Imagine you're sitting on a train. You look out the window and see another train on an adjacent track that appears to be moving. But, has your train stopped while the other train is moving, or are you moving while the other train is stopped?
The same sensory experience-;viewing a train-;can yield two very different perceptions, leading you to feel either a sensation of yourself in motion or a sensation of being stationary while an object moves around you.
Human brains are constantly faced with such ambiguous sensory inputs. In order to resolve the ambiguity and correctly perceive the world, our brains employ a process known as causal inference.
Causal inference is a key to learning, reasoning, and decision making, but researchers currently know little about the neurons involved in the process.
In a new paper published in the journal eLife, researchers at the University of Rochester, including Greg DeAngelis, the George Eastman Professor of Brain and Cognitive Sciences, and his colleagues at Sungkyunkwan University and New York University, describe a novel neural mechanism involved in causal inference that helps the brain detect object motion during self-motion.
The research offers new insights into how the brain interprets sensory information and may have applications in designing artificial intelligence devices and developing treatments and therapies to treat brain disorders.
While much has been learned previously about how the brain processes visual motion, most laboratory studies of neurons have ignored the complexities introduced by self-motion. Under natural conditions, identifying how objects move in the world is much more challenging for the brain."
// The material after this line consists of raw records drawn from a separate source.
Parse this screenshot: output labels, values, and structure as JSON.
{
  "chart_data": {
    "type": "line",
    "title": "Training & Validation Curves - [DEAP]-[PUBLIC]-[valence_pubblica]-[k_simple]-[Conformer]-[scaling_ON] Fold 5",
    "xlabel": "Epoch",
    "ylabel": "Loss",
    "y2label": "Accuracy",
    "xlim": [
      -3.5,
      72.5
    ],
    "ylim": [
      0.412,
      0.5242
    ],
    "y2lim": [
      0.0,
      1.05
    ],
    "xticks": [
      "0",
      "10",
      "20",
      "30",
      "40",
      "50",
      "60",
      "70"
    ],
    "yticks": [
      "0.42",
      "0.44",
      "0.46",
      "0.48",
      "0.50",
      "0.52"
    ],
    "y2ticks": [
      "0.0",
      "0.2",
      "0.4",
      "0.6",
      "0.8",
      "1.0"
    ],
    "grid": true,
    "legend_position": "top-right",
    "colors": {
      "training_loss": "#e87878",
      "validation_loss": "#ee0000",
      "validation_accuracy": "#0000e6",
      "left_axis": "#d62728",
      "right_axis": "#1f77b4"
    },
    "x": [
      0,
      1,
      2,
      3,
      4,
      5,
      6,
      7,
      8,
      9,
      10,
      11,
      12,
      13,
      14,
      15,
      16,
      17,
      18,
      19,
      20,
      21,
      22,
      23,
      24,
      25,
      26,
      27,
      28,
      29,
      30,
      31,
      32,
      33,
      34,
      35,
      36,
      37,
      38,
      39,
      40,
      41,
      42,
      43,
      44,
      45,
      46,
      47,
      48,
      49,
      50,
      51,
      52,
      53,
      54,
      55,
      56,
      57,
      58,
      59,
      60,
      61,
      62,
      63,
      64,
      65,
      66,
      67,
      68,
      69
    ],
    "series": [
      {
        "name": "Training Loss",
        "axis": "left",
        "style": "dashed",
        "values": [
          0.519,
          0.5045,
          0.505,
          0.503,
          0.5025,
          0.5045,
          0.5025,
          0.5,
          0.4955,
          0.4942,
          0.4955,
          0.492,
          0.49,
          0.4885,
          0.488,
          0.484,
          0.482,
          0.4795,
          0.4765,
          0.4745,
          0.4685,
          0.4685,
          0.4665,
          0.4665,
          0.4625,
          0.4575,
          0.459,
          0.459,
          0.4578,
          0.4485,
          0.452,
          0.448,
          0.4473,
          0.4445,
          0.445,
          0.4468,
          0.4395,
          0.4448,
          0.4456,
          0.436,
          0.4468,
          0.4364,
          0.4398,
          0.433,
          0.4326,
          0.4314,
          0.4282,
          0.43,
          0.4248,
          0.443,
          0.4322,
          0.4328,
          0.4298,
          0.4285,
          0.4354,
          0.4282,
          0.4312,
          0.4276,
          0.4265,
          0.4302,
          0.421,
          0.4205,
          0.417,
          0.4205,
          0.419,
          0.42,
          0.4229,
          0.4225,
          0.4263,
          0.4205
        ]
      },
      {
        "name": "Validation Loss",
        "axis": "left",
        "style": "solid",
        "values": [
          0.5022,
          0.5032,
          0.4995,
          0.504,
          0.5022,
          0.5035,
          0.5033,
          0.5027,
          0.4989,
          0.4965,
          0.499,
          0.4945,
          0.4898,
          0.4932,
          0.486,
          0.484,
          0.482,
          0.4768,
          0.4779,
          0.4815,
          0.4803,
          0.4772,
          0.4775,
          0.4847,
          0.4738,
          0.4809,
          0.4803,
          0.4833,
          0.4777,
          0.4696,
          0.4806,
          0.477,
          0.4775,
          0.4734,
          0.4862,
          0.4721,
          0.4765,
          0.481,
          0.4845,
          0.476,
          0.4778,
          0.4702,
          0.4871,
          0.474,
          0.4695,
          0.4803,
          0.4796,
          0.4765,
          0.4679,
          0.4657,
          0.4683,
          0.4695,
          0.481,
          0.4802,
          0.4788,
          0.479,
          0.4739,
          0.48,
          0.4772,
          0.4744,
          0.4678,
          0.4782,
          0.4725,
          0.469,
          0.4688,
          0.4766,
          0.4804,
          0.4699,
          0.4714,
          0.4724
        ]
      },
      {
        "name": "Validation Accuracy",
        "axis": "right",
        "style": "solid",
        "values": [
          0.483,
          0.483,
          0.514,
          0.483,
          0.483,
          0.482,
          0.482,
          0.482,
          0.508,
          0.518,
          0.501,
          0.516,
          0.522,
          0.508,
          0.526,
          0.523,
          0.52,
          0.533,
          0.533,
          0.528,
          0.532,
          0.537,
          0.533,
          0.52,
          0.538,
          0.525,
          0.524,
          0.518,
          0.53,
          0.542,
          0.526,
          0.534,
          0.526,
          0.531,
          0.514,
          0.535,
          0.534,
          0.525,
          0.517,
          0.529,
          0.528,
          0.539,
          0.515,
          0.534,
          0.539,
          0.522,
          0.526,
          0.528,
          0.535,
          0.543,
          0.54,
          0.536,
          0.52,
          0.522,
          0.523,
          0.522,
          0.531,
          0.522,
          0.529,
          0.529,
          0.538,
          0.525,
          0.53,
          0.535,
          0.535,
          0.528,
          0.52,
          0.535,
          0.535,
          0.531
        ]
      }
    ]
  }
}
Greg DeAngelis, the George Eastman Professor of Brain and Cognitive Sciences
Now imagine a still, crouching lion waiting to spot prey; it is easy for the lion to spot a moving gazelle. Just like the still lion, when an observer is stationary, it is easy for her to detect when objects move in the world, because motion in the world directly maps to motion on the retina. However, when the observer is also moving, her eyes are taking in motion everywhere on her retina as she moves relative to objects in the scene. This causes a complex pattern of motion that makes it more difficult for the brain to detect when an object is moving in the world and when it is stationary; in this case, the brain has to distinguish between image motion that results from the observer herself versus image motion of other objects around the self.
The researchers discovered a type of neuron in the brain that has a particular combination of response properties, which makes the neuron well-suited to contribute to the task of distinguishing between self-motion and the motion of other objects.
"Although the brain probably uses multiple tricks to solve this problem, this new mechanism has the advantage that it can be performed in parallel at each local region of the visual field, and thus may be faster to implement than more global processes," DeAngelis says. "This mechanism might also be applicable to autonomous vehicles, which also need to rapidly detect moving objects."
The research may additionally have important applications in developing treatments and therapies for neural disorders such as autism and schizophrenia, conditions in which casual inference is thought to be impaired.
"While the project is basic science focused on understanding the fundamental mechanisms of causal inference, this knowledge should eventually be applicable to the treatment of these disorders," DeAngelis says.
Kim, H.R., et al. (2022) A neural mechanism for detecting object motion during self-motion. eLife. doi.org/10.7554/eLife.74971.